Su día transcurría con los agites
de siempre, los errores de siempre y algunos de estreno, aciertos novedosos de
vez en cuando que le recordaban que los desaciertos podían pasar
desapercibidos. Todo más o menos igual,
las canciones de siempre, los saludos por el camino, recordando a los demás que
existen, al menos para ella. Algunas
flores se dejaban ver para hacer notar que la primavera estaba comenzando. El frescor paseando con el viento, los
semáforos dictando pautas, las palomas rodeando las migas, el vendedor haciendo
sus planes, el cliente lleno de prisas, el director en su jaula cuadriculada y
el hacedor de ilusiones haciendo de las suyas tras la sombra de la moza de la cafetería. Todo eso y más era el escenario de un día
intenso y normal, como cualquier lunes vestido con los colores del comienzo.
El martes era el turno del
intenso rojo, del incandescente amarillo o del naranja ácido. Había que darle más fuerza a la semana. El miércoles el verde claro, el terracota, el gris y el beige bajaban la intensidad a las
presiones del inicio. Ya el jueves se endulzaba la euforia: el rosa y el salmón
dominaban el escenario que buscaba su cuerpo y los tonos pasteles hacían la
fiesta que esperaba el día. El viernes
los tonos del cielo decoraban su aspecto: el celeste y el blanco solían hacer
su gala aquel día. Y ella, para mantener
su rigor, usaba los colores que le tocaban a cada día, como si ella fuese el
día, como si la vida fuese de colores y ella se vistiera de vida.
Fue el día en que le tocaba el
turno al color del cielo. Fue el día en
que todo cambió sin que se diera cuenta.
El despertador sonó hasta reventarse, mientras ella preparaba su café
incoloro e intentaba quitarse el aspecto de zanahoria hervida que ya no tenía.
El color era el del cielo lleno de nubes.
Los pasos no se sintieron, se hicieron incontables, pero las huellas
estaban.
Ya no había errores, todos
estaban ya cometidos. No había nada que
probar, todo estaba ya probado y comprobado.
Ni siquiera había problemas, es que aunque no estaban resueltos, ya no importaban. Daban
igual los reportes del vendedor, el discurso del director, las pretensiones del
cliente o las frases rebuscadas del hacedor de ilusiones. Pero ella contó los dos mil trescientos
cincuenta y cinco pasos que desde la otra acera la separaban de su rutina. Algo no estaba igual y ella pretendía
aterrizar mientras contaba. Las flores
estaban, había más, pero no tenían perfume. Los semáforos, tan aburridos
estaban, que les habían nacido raíces que les recordaban que no debían moverse.

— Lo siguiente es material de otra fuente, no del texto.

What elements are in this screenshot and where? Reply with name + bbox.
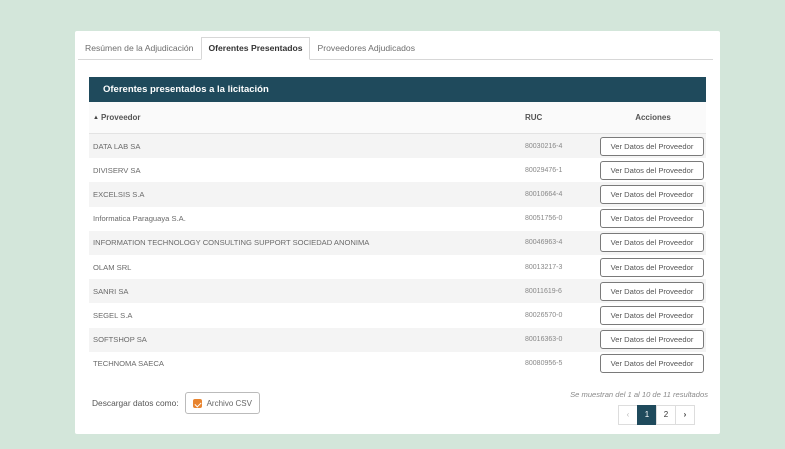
ver-datos-proveedor-button[interactable]: Ver Datos del Proveedor [600,233,704,253]
proveedor-header-label: Proveedor [100,113,141,122]
panel-title: Oferentes presentados a la licitación [89,77,706,102]
pagination-next-button[interactable]: › [675,405,695,425]
tab-proveedores-adjudicados[interactable]: Proveedores Adjudicados [311,37,422,59]
table-row: TECHNOMA SAECA 80080956-5 Ver Datos del Pr… [89,352,706,376]
cell-acciones: Ver Datos del Proveedor [600,209,706,229]
cell-ruc: 80013217-3 [525,263,563,271]
ver-datos-proveedor-button[interactable]: Ver Datos del Proveedor [600,281,704,301]
cell-proveedor: SEGEL S.A [93,310,133,320]
ver-datos-proveedor-button[interactable]: Ver Datos del Proveedor [600,136,704,156]
cell-ruc: 80010664-4 [525,190,563,198]
cell-ruc: 80016363-0 [525,336,563,344]
main-card: Resúmen de la Adjudicación Oferentes Pre… [75,31,720,434]
cell-ruc: 80080956-5 [525,360,563,368]
cell-proveedor: INFORMATION TECHNOLOGY CONSULTING SUPPOR… [93,238,370,248]
cell-acciones: Ver Datos del Proveedor [600,233,706,253]
cell-acciones: Ver Datos del Proveedor [600,354,706,374]
cell-proveedor: SANRI SA [93,286,129,296]
table-header: ▲︎ Proveedor RUC Acciones [89,102,706,134]
cell-acciones: Ver Datos del Proveedor [600,330,706,350]
pagination: ‹ 1 2 › [618,405,695,425]
oferentes-table: ▲︎ Proveedor RUC Acciones DATA LAB SA 800… [89,102,706,376]
table-row: DIVISERV SA 80029476-1 Ver Datos del Prove… [89,158,706,182]
ver-datos-proveedor-button[interactable]: Ver Datos del Proveedor [600,160,704,180]
ver-datos-proveedor-button[interactable]: Ver Datos del Proveedor [600,305,704,325]
cell-ruc: 80029476-1 [525,166,563,174]
table-row: SANRI SA 80011619-6 Ver Datos del Proveedo… [89,279,706,304]
table-row: SEGEL S.A 80026570-0 Ver Datos del Proveed… [89,303,706,327]
cell-proveedor: Informatica Paraguaya S.A. [93,214,186,224]
table-row: INFORMATION TECHNOLOGY CONSULTING SUPPOR… [89,230,706,255]
tab-bar: Resúmen de la Adjudicación Oferentes Pre… [78,37,713,60]
cell-ruc: 80011619-6 [525,287,562,295]
tab-oferentes-presentados[interactable]: Oferentes Presentados [201,37,310,60]
ver-datos-proveedor-button[interactable]: Ver Datos del Proveedor [600,209,704,229]
cell-acciones: Ver Datos del Proveedor [600,160,706,180]
cell-proveedor: TECHNOMA SAECA [93,359,164,369]
cell-proveedor: DIVISERV SA [93,165,141,175]
table-row: EXCELSIS S.A 80010664-4 Ver Datos del Prov… [89,182,706,207]
download-icon [192,398,202,408]
ver-datos-proveedor-button[interactable]: Ver Datos del Proveedor [600,330,704,350]
cell-proveedor: SOFTSHOP SA [93,335,147,345]
cell-ruc: 80026570-0 [525,311,563,319]
csv-button-label: Archivo CSV [206,398,252,408]
pagination-page-1[interactable]: 1 [637,405,657,425]
pagination-page-2[interactable]: 2 [656,405,676,425]
cell-ruc: 80046963-4 [525,239,563,247]
table-body: DATA LAB SA 80030216-4 Ver Datos del Prove… [89,134,706,376]
table-row: DATA LAB SA 80030216-4 Ver Datos del Prove… [89,134,706,159]
cell-acciones: Ver Datos del Proveedor [600,281,706,301]
cell-ruc: 80030216-4 [525,142,563,150]
table-row: Informatica Paraguaya S.A. 80051756-0 Ver … [89,207,706,231]
cell-proveedor: EXCELSIS S.A [93,189,145,199]
column-header-acciones: Acciones [635,113,671,122]
results-info: Se muestran del 1 al 10 de 11 resultados [570,390,708,399]
cell-acciones: Ver Datos del Proveedor [600,257,706,277]
csv-download-button[interactable]: Archivo CSV [184,392,260,414]
ver-datos-proveedor-button[interactable]: Ver Datos del Proveedor [600,257,704,277]
cell-ruc: 80051756-0 [525,215,563,223]
download-section: Descargar datos como: Archivo CSV [92,392,260,414]
cell-acciones: Ver Datos del Proveedor [600,136,706,156]
cell-acciones: Ver Datos del Proveedor [600,184,706,204]
pagination-prev-button[interactable]: ‹ [618,405,638,425]
cell-proveedor: OLAM SRL [93,262,132,272]
ver-datos-proveedor-button[interactable]: Ver Datos del Proveedor [600,184,704,204]
tab-resumen-adjudicacion[interactable]: Resúmen de la Adjudicación [78,37,200,59]
column-header-ruc: RUC [525,113,543,122]
table-row: SOFTSHOP SA 80016363-0 Ver Datos del Prove… [89,327,706,352]
column-header-proveedor[interactable]: ▲︎ Proveedor [89,113,525,122]
sort-icon[interactable]: ▲︎ [93,115,99,121]
cell-proveedor: DATA LAB SA [93,141,141,151]
ver-datos-proveedor-button[interactable]: Ver Datos del Proveedor [600,354,704,374]
table-row: OLAM SRL 80013217-3 Ver Datos del Proveedo… [89,255,706,279]
download-label: Descargar datos como: [92,398,179,408]
cell-acciones: Ver Datos del Proveedor [600,305,706,325]
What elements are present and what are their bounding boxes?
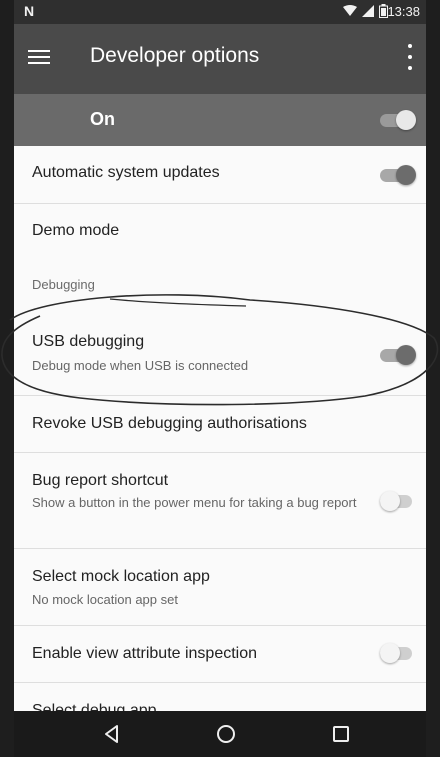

Parecían quedarse dormidos, no mostraban el color de sus luces. Saludó al
cartero, que no la reconoció. El
panadero estaría muy ocupado que no respondió.
El francés del kiosko atendía a una niña y no le sonrió. En la plaza unos tomaban su café y otros
conversaban y no la vieron. En el
trabajo nadie la saludó y la música sólo se escuchó en sus recuerdos. Terminó
el viernes color cielo como si nunca hubiera empezado.
Tuvo un fin de semana silencioso,
sereno, solitario, apacible, sin ruidos, sin deseos, lento, muy lento. Las gotas blancas caían muy despacio y se
desvanecían en la nada. No había olor,
ni sabor, sólo un profundo descanso.
El día del azul intenso apareció
ante sus ojos con un brillo extraño, diferente.
La taza del café permanecía en su rincón, pero vacía y fría. Hizo lo de siempre, con su traje azul
favorito. Pero no se dio cuenta de que
contaba pasos que ya no estaban, pensaba en gente que la extrañaba. Y seguía y seguía… a pesar del viento y de la
lluvia, a pesar de que dejó de estar mientras el aire se llenaba de su perfume. Es que no sabía dejar de estar aunque ya no
estuviera. Y en su rigor y en su deseo de estar, no paraba de contar.
Mientras contaba, cambió la ruta
y siguió los pasos que subieron a un infinito abierto que la hizo volar por
debajo de un arco lleno de color. Tuvo
que irse sin terminar de contar los pasos, sin elegir el color para un día,
como si el día no fuera día, como si los errores no existieran. Era parte de su trato con la vida, aunque no
se dio cuenta de que ya el trato había terminado.